Ismaeil Maghrebinejad, a 65-year-old Iranian Christian from a Muslim background, has been sentenced to three years in prison for ‘insulting Islamic sacred beliefs’.
23 January 2020
Please pray for Ismaeil Maghrebinejad, a 65-year-old Iranian Christian from a Muslim background who has been sentenced to three years in prison for ‘insulting Islamic sacred beliefs’.
Ismaeil Maghrebinejad. Image used with permission from Article 18.
The hearing on 8 January focused on the charge ‘insulting Islamic sacred beliefs in the cyberspace’, relating to a message that Ismaeil had forwarded on his phone which poked fun at the ruling Iranian clerics. He hadn’t written it himself, but this is one of the ways in which Christians are being targeted. Ismaeil still faces two other charges: ‘propaganda against the Islamic Republic’ and ‘membership of a group hostile to the regime’, which relate to his conversion to Christianity and a Telegram channel that he founded to promote Christianity.
The sentencing took place under Article 513 of the Islamic Penal Code, which carries a maximum prison sentence of five years. Praise God that a fourth charge, of apostasy, was dropped at a court hearing in November 2019. If he had been found guilty of this, he could faced the death penalty.
Ismaeil has 20 days to appeal his sentence.
Ismaeil is not a recent convert to Christianity. He chose to follow Jesus nearly 40 years ago, and since then has been frequently harassed by the Iranian security forces. In theory, Iran’s constitution guarantees freedom of religion or belief – in practice, believers from a Muslim background are targeted both by the Iranian government and wider society. When he’d been a Christian for about a decade, someone tried to kill him – he only narrowly survived.

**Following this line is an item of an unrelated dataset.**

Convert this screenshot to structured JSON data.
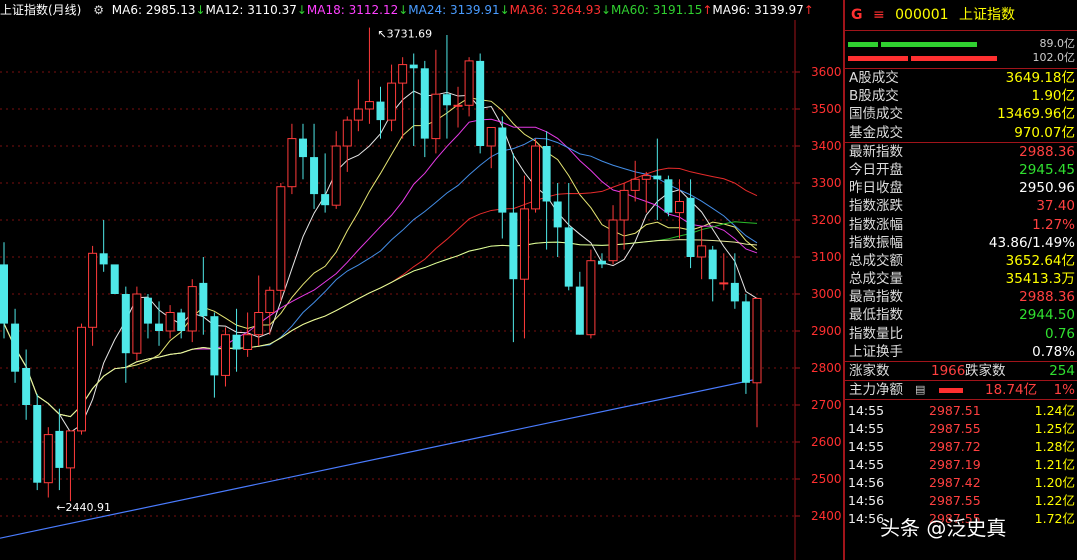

Iran is number 9 on the 2020 World Watch List, and secret house churches are monitored and frequently raided, and dozens of Christians are imprisoned in appalling conditions. Open Doors supports the church in Iran through partners – this is done through distributing Bibles and other Christian literature online, advocacy for those in prison and various forms of training.
Information for this story came from Article 18.